Il faut, en parallèle et toujours en une seule génération, diminuer la consommation matérielle individuelle par deux (Europe) ou par trois (USA) dans les pays développés, et la maintenir sous le niveau actuel ailleurs.

 

Ces deux "il faut" sont plus faciles à écrire qu'à pratiquer ! Le sentiment d'urgence n'est partagé que par une infime minorité, l'hédonisme ambiant n'en veut rien savoir, la démagogie n'en veut point parler, l'économie industrielle et sociale ne veut rien savoir ni de décroissance, ni de pénurie, ni de frugalité.

Cela fait cinquante ans que des politiques irresponsables d'assistanats font croire aux pauvres qu'ils peuvent vivre comme des riches ; eh bien, ils les ont cru, ils continuent d'y croire et ils descendront tout casser dans la rue le jour où la réalité les rattrapera (c'est-à-dire demain matin, entre 2011 et 2015).

 

La question posée, dans cette urgence, est donc bien : comment gagner les masses, très rapidement, aux deux principes d'infécondité et de frugalité ?

D'aucuns ne voient qu'une issue : la dictature. D'autres renoncent et se préparent au marasme apocalyptique. D'autres, encore, s'isolent et se confinent et se construisent une autarcie suffisante et lointaine pour échapper audit marasme. D'autres, aussi, misent sur le sursaut de conscience, le miracle de l'intelligence de la survie. D'autres, encore, s'obstinent en illusions technologiques. Etc …

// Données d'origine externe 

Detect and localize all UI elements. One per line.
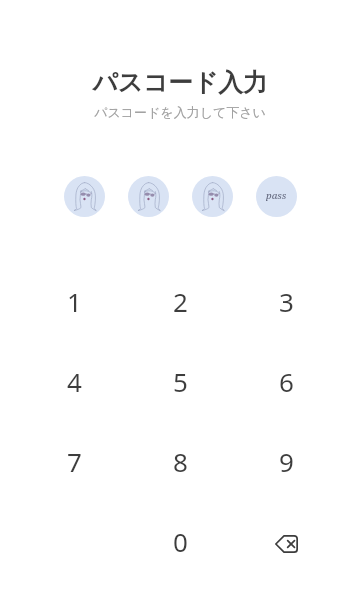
button[interactable]: 3 — [233, 261, 339, 341]
staticText: 9 — [279, 444, 294, 479]
button[interactable]: 8 — [127, 421, 233, 501]
button[interactable]: 6 — [233, 341, 339, 421]
staticText: 2 — [173, 284, 188, 319]
button[interactable]: pass — [256, 176, 297, 217]
staticText: 4 — [67, 364, 82, 399]
staticText: 5 — [173, 364, 188, 399]
staticText: pass — [266, 189, 287, 202]
button[interactable] — [192, 176, 233, 217]
button[interactable]: 0 — [127, 501, 233, 581]
staticText: 7 — [67, 444, 82, 479]
staticText: 6 — [279, 364, 294, 399]
staticText: 8 — [173, 444, 188, 479]
staticText: パスコードを入力して下さい — [94, 104, 266, 120]
button[interactable] — [64, 176, 105, 217]
button[interactable] — [128, 176, 169, 217]
staticText: パスコード入力 — [92, 67, 268, 98]
button[interactable]: 7 — [21, 421, 127, 501]
staticText: 3 — [279, 284, 294, 319]
other: Delete — [264, 519, 308, 563]
staticText: 0 — [173, 524, 188, 559]
button[interactable]: 2 — [127, 261, 233, 341]
button[interactable]: Delete — [233, 501, 339, 581]
button[interactable]: 1 — [21, 261, 127, 341]
button[interactable]: 4 — [21, 341, 127, 421]
staticText: 1 — [67, 284, 82, 319]
button[interactable]: 5 — [127, 341, 233, 421]
button[interactable]: 9 — [233, 421, 339, 501]
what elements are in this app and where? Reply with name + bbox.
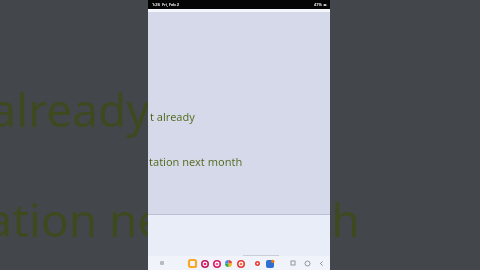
staticText: 41% [314, 2, 322, 7]
button[interactable]: App [188, 259, 197, 268]
button[interactable]: App [265, 259, 274, 268]
button[interactable]: Recent apps [289, 259, 297, 267]
staticText: t already [0, 78, 150, 141]
button[interactable]: App [200, 259, 209, 268]
button[interactable]: Back [317, 259, 325, 267]
button[interactable]: App [212, 259, 221, 268]
staticText: tation next month [149, 154, 243, 169]
button[interactable]: t already [148, 109, 330, 124]
button[interactable]: Menu [160, 261, 164, 265]
button[interactable]: App [253, 259, 262, 268]
staticText: 1:26 Fri, Feb 2 [152, 2, 180, 7]
button[interactable]: App [236, 259, 245, 268]
button[interactable]: Home [303, 259, 311, 267]
staticText: t already [150, 109, 195, 124]
button[interactable]: tation next month [148, 154, 330, 169]
staticText: tation next month [0, 188, 360, 251]
button[interactable]: Photos [224, 259, 233, 268]
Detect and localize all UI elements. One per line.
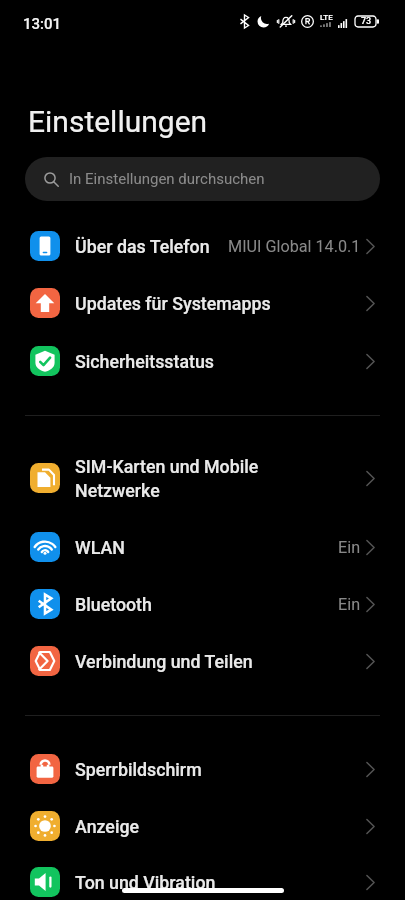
staticText: LTE	[320, 13, 333, 22]
staticText: Ein	[338, 595, 361, 614]
staticText: Anzeige	[75, 816, 366, 837]
button[interactable]: SIM-Karten und Mobile Netzwerke	[0, 449, 405, 507]
staticText: Updates für Systemapps	[75, 293, 366, 314]
button[interactable]: Anzeige	[0, 797, 405, 855]
staticText: MIUI Global 14.0.1	[228, 237, 361, 256]
button[interactable]: In Einstellungen durchsuchen	[25, 157, 380, 201]
staticText: Ein	[338, 538, 361, 557]
staticText: WLAN	[75, 537, 338, 558]
staticText: Über das Telefon	[75, 236, 228, 257]
staticText: SIM-Karten und Mobile Netzwerke	[75, 456, 366, 501]
button[interactable]: Sperrbildschirm	[0, 740, 405, 798]
staticText: Verbindung und Teilen	[75, 651, 366, 672]
button[interactable]: Updates für Systemapps	[0, 274, 405, 332]
button[interactable]: Sicherheitsstatus	[0, 332, 405, 390]
staticText: In Einstellungen durchsuchen	[69, 170, 265, 188]
button[interactable]: WLAN	[0, 518, 405, 576]
button[interactable]: Über das Telefon	[0, 217, 405, 275]
staticText: Einstellungen	[28, 104, 208, 139]
staticText: Sicherheitsstatus	[75, 351, 366, 372]
staticText: 13:01	[23, 15, 62, 33]
button[interactable]: Verbindung und Teilen	[0, 632, 405, 690]
staticText: Bluetooth	[75, 594, 338, 615]
button[interactable]: Bluetooth	[0, 575, 405, 633]
button[interactable]: Ton und Vibration	[0, 853, 405, 900]
staticText: Sperrbildschirm	[75, 759, 366, 780]
staticText: Ton und Vibration	[75, 872, 366, 893]
staticText: 73	[361, 16, 372, 27]
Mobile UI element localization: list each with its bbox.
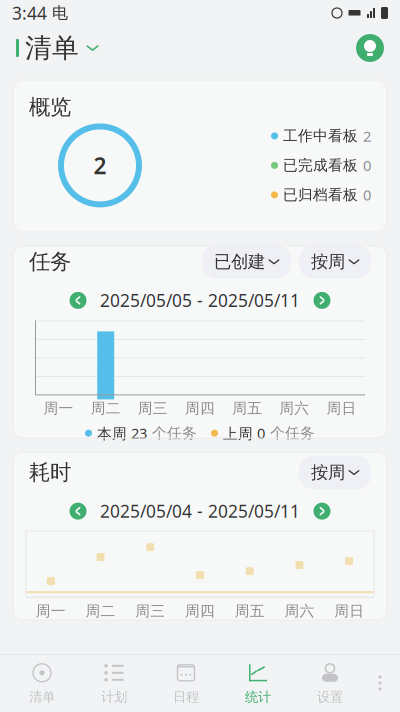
button[interactable]: 按周 (299, 245, 371, 278)
staticText: 概览 (29, 94, 71, 120)
staticText: 按周 (311, 462, 345, 483)
staticText: 周三 (138, 399, 168, 417)
button[interactable]: 计划 (78, 657, 150, 709)
staticText: 周三 (135, 602, 165, 620)
staticText: 周一 (36, 602, 66, 620)
button[interactable]: 设置 (294, 657, 366, 709)
button[interactable]: 清单 (12, 26, 102, 70)
button[interactable]: 下一周 (310, 288, 334, 312)
staticText: 2 (94, 150, 106, 180)
staticText: 周四 (185, 399, 215, 417)
staticText: 耗时 (29, 459, 71, 486)
button[interactable]: 上一周 (66, 288, 90, 312)
staticText: 已创建 (214, 251, 265, 272)
staticText: 2025/05/05 - 2025/05/11 (100, 289, 300, 312)
staticText: 个任务 (270, 424, 315, 442)
staticText: 清单 (25, 32, 79, 64)
staticText: 工作中看板 (283, 127, 358, 145)
staticText: 周五 (232, 399, 262, 417)
staticText: 电 (47, 3, 68, 23)
staticText: 周六 (284, 602, 314, 620)
staticText: 日程 (173, 689, 199, 705)
staticText: 周日 (326, 399, 356, 417)
staticText: 上周 0 (223, 423, 265, 443)
staticText: 按周 (311, 251, 345, 272)
staticText: 任务 (29, 249, 71, 275)
staticText: 0 (363, 185, 371, 205)
staticText: 设置 (317, 689, 343, 705)
button[interactable]: 统计 (222, 657, 294, 709)
button[interactable]: 提示 (352, 30, 388, 66)
button[interactable]: 已创建 (202, 245, 291, 278)
staticText: 已完成看板 (283, 156, 358, 174)
staticText: 3:44 (12, 2, 47, 24)
button[interactable]: 日程 (150, 657, 222, 709)
staticText: 周四 (185, 602, 215, 620)
button[interactable]: 下一周 (310, 499, 334, 523)
staticText: 本周 23 (97, 423, 147, 443)
staticText: 0 (363, 156, 371, 175)
staticText: 周二 (91, 399, 121, 417)
button[interactable]: 上一周 (66, 499, 90, 523)
staticText: 周日 (334, 602, 364, 620)
staticText: 清单 (29, 689, 55, 705)
staticText: 周六 (279, 399, 309, 417)
staticText: 周五 (235, 602, 265, 620)
staticText: 已归档看板 (283, 186, 358, 204)
button[interactable]: 按周 (299, 456, 371, 489)
staticText: 统计 (245, 689, 271, 705)
button[interactable]: 清单 (6, 657, 78, 709)
staticText: 个任务 (152, 424, 197, 442)
staticText: 周一 (44, 399, 74, 417)
button[interactable]: 更多 (366, 655, 394, 711)
staticText: 2 (363, 126, 371, 146)
staticText: 计划 (101, 689, 127, 705)
staticText: 周二 (86, 602, 116, 620)
staticText: 2025/05/04 - 2025/05/11 (100, 500, 300, 523)
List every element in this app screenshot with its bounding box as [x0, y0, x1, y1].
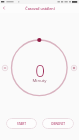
button[interactable]: START	[6, 118, 37, 129]
staticText: Minuty	[32, 77, 47, 83]
button[interactable]: Increase	[70, 64, 78, 72]
staticText: 0	[35, 59, 45, 82]
staticText: OBNOVIT	[51, 122, 65, 126]
button[interactable]: Back	[0, 4, 8, 12]
button[interactable]: OBNOVIT	[42, 118, 74, 129]
button[interactable]: Decrease	[1, 64, 9, 72]
staticText: Časovač ustálení	[25, 6, 55, 11]
staticText: START	[17, 122, 26, 126]
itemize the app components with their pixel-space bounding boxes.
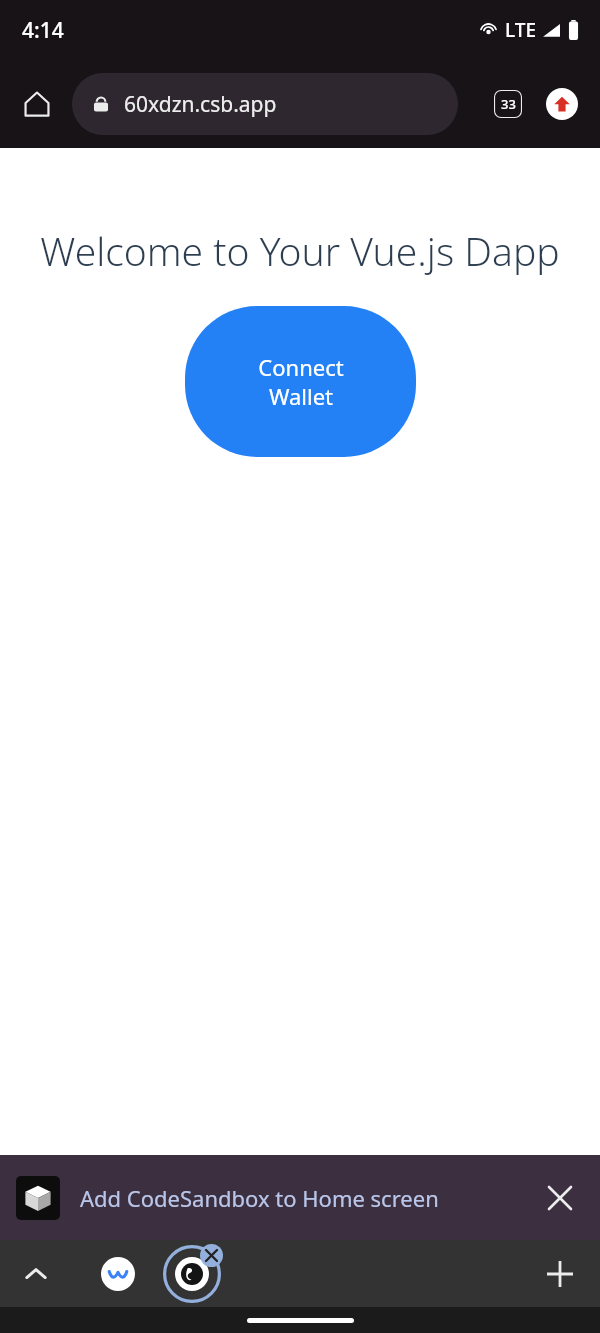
staticText: 33 bbox=[501, 95, 516, 113]
button[interactable]: Update available bbox=[538, 80, 586, 128]
staticText: Welcome to Your Vue.js Dapp bbox=[40, 224, 560, 277]
button[interactable]: 60xdzn.csb.app bbox=[72, 73, 458, 135]
button[interactable]: New tab bbox=[534, 1248, 586, 1300]
button[interactable]: Tabs, 33 open bbox=[484, 80, 532, 128]
staticText: Add CodeSandbox to Home screen bbox=[80, 1183, 536, 1213]
button[interactable]: Expand bbox=[12, 1250, 60, 1298]
button[interactable]: Current tab bbox=[160, 1242, 224, 1306]
button[interactable]: Add CodeSandbox to Home screen bbox=[0, 1155, 600, 1240]
staticText: 4:14 bbox=[22, 16, 64, 45]
staticText: 60xdzn.csb.app bbox=[124, 90, 277, 119]
staticText: LTE bbox=[505, 17, 537, 43]
button[interactable]: Wallet tab bbox=[92, 1248, 144, 1300]
button[interactable]: Dismiss bbox=[536, 1174, 584, 1222]
button[interactable]: Connect Wallet bbox=[185, 306, 416, 457]
staticText: Connect Wallet bbox=[236, 352, 366, 411]
button[interactable]: Close tab bbox=[200, 1244, 223, 1267]
button[interactable]: Home bbox=[12, 79, 62, 129]
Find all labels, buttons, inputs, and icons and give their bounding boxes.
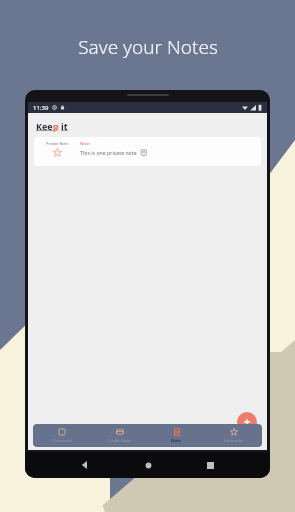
- staticText: 11:39: [33, 104, 49, 112]
- other: Home: [145, 462, 152, 469]
- other: Copy note: [140, 149, 147, 156]
- button[interactable]: Add note: [237, 412, 257, 432]
- staticText: Credit Card: [108, 438, 131, 444]
- staticText: This is one private note: [80, 149, 137, 156]
- staticText: Private Note: [46, 141, 69, 146]
- other: Back: [81, 461, 89, 469]
- staticText: Favourite: [224, 438, 243, 444]
- button[interactable]: Credit Card: [91, 424, 148, 447]
- button[interactable]: Favourite: [205, 424, 262, 447]
- staticText: Note: [171, 438, 182, 444]
- button[interactable]: Password: [33, 424, 91, 447]
- button[interactable]: Note: [148, 424, 205, 447]
- staticText: Kee: [36, 120, 53, 132]
- staticText: p: [53, 120, 59, 132]
- button[interactable]: Private Note: [34, 137, 261, 166]
- staticText: Save your Notes: [78, 34, 218, 60]
- staticText: it: [61, 120, 68, 132]
- staticText: Note: [80, 141, 90, 147]
- staticText: Password: [53, 438, 72, 444]
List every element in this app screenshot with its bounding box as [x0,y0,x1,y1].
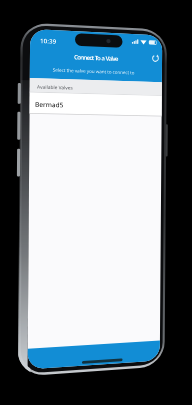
button[interactable] [0,0,192,405]
button[interactable] [30,94,160,115]
button[interactable] [150,52,162,64]
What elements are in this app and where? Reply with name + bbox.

Qu'ils se rassurent tous, tous leurs scénarii - et tous ceux qui ne sont pas évoqués ici ou qui n'ont pas encore été imaginés - se produiront plus ou moins partiellement, dans d'incroyables combinaisons d'espaces et de temps. Mais que de douleurs et de souffrances, que de morts, que de misères et de tristesses.

 

Cette révolution noétique que nous vivons, est d'une ampleur comparable à la révolution néolithique qui transforma nos ancêtres cueilleurs et chasseurs en agriculteurs et en éleveurs, et qui condamna à disparaître l'homme de Neandertal. Mais sachons considérer un fait nouveau : cette révolution noétique se fait sans révolutionnaires, sans meneurs, sans politiques ou stratégies concertées ou fomentées. C'est une révolution subie car elle naît d'une rupture profonde et irréversible de nos rapports avec nos ressources naturelles (les pénuries) et culturelles (l'émergence numérique et la mutation des intelligences). Elle disqualifie, dans l'œuf, l'immense majorité humaine qui restera sur la touche (comme l'homme de Neandertal fut laissé sur la touche par l'homme de Cro-Magnon).

 

La question posée se retourne dès lors ainsi : comment sortir du cercle vicieux selon lequel la survie de l'humanité passe par les sacrifices d'infécondité et de frugalité d'une grande majorité qui sera disqualifiée par cette survie même ? N'est-il pas plus lucide de croire que ce cercle vicieux ne sera brisé ni par les masses ainsi exclues, ni par les dirigeants (politiques et gros employeurs) qui vivent d'elles ?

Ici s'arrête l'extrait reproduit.